Intervention de Sergio Coronado

Réunion du 5 octobre 2016 à 10h00
Commission des lois constitutionnelles, de la législation et de l'administration générale de la république

Photo issue du site de l'Assemblée nationale ou de WikipediaSergio Coronado :

Depuis le début du quinquennat, notre assemblée a adopté cinq textes de lutte contre le terrorisme : je ne suis pas sûr que l'on puisse parler de modération législative. Ce serait plutôt une prolifération. Certes, des évaluations ont eu lieu, mais elles ont parfois été défaillantes et n'ont pas eu de conséquences déterminantes sur le comportement législatif de l'Assemblée. Je rappelle par exemple que, le 13 janvier dernier, Jean-Jacques Urvoas – devenu depuis ministre de la justice – avait présenté une évaluation de la mise en place de l'état d'urgence, qui concluait que ce régime n'était efficace qu'une dizaine, voire une quinzaine de jours. Or nous sommes toujours en état d'urgence. Les textes prolifèrent donc, sans que leur efficacité soit réellement étudiée.
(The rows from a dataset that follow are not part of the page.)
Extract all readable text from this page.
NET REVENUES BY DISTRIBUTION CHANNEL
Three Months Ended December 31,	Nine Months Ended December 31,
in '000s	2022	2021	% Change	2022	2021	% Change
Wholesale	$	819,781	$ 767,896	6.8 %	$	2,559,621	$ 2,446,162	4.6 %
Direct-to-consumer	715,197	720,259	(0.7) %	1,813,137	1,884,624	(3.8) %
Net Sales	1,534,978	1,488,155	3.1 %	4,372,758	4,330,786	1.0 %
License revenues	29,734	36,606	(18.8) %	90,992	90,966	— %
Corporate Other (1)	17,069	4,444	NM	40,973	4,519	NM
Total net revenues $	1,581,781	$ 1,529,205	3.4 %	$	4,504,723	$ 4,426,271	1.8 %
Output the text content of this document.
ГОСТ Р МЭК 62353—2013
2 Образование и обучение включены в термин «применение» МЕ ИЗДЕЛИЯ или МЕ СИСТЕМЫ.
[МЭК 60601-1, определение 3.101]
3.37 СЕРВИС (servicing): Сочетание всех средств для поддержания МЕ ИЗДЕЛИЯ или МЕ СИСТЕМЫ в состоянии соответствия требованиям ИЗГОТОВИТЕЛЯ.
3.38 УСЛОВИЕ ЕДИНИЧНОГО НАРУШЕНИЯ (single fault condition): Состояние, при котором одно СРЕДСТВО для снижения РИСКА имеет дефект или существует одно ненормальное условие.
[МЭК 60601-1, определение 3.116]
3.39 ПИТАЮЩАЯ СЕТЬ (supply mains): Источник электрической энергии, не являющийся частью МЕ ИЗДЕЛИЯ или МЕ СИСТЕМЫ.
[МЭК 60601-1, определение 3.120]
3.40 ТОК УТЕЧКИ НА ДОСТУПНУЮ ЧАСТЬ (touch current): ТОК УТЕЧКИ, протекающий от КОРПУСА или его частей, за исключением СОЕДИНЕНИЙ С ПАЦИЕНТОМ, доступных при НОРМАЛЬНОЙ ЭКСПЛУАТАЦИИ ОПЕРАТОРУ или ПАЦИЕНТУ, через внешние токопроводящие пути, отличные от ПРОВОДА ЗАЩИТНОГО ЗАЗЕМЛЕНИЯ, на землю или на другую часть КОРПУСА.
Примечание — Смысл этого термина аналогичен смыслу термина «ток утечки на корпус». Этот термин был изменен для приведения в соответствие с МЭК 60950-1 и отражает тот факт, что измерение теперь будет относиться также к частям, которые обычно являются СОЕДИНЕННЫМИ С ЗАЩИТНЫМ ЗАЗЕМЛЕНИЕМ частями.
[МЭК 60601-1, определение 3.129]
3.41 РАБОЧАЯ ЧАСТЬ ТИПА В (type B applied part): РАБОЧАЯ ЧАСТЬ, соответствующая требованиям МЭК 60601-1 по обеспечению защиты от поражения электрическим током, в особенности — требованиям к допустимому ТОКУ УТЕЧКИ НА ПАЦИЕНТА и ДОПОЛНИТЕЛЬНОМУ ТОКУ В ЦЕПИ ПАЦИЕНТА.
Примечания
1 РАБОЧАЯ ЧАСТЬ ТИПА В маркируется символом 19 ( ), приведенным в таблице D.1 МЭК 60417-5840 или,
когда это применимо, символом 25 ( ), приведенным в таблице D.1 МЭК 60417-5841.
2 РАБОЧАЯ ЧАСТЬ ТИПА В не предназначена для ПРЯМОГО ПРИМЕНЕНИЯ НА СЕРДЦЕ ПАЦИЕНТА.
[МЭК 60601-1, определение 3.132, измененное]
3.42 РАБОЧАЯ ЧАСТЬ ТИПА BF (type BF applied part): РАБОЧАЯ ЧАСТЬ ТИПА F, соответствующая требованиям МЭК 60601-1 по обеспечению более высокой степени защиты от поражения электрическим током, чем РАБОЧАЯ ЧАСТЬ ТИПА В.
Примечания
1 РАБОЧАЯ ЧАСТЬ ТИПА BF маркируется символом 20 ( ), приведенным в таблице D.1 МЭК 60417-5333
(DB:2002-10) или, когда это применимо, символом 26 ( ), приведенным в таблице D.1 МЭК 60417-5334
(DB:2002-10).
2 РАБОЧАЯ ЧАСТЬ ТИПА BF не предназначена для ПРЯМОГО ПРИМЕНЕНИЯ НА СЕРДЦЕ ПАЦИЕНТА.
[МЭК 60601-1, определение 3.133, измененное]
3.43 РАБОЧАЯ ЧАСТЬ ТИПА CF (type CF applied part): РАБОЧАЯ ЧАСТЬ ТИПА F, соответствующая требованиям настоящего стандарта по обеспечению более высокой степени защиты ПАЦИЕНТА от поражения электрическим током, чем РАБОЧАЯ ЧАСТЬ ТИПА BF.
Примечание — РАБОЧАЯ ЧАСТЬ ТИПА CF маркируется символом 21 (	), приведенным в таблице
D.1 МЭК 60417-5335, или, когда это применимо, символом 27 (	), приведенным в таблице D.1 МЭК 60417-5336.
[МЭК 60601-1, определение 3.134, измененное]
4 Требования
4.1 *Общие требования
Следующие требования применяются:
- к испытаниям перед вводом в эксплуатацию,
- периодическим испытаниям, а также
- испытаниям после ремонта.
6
Nous examinons ce matin une proposition de loi du groupe Les Républicains. Au-delà du phénomène de compilation, je constate que les propositions régulières de l'opposition en matière de lutte contre le terrorisme visent à la fois à alimenter une forme de populisme pénal et à préparer la primaire de la droite et du centre. Mais elles sont aussi l'esquisse de ce que pourrait être un projet pénal, si l'opposition venait à remporter les élections. Depuis une vingtaine d'années, en effet, nous avons entrepris de basculer d'un droit pénal qui punit la commission de faits à un droit pénal prédictif, avec les dangers que cela implique. Si, dans notre assemblée où de trop rares voix s'élèvent contre cette tendance, l'opposition à ce mouvement de privation de libertés et de contournement du juge judiciaire est très minoritaire, elle existe bel et bien, tant dans la société civile que dans les instances internationales, très inquiètes de la dérive française.

J'espère qu'il se trouvera une majorité dans cette commission pour s'opposer aux propositions de l'opposition. Sans esprit polémique, j'ai pourtant l'impression que, depuis plusieurs mois, la majorité a parfois cédé très facilement aux propositions pour le moins contradictoires ou répressives de M. Ciotti. Je rappellerai la proposition qui avait été faite, lors du débat sur la première prorogation de l'état d'urgence, d'un état d'urgence élargi et prorogé à six mois : le Gouvernement s'y était opposé. Or nous sommes toujours en état d'urgence.

La meilleure façon de s'opposer aux propositions démagogiques de l'opposition est de camper fermement sur une ligne de crête. Je ne suis pas sûr que la privation et la restriction de nos libertés garantissent notre sécurité. Je crois même que les Français sont conscients que ce n'est pas le cas.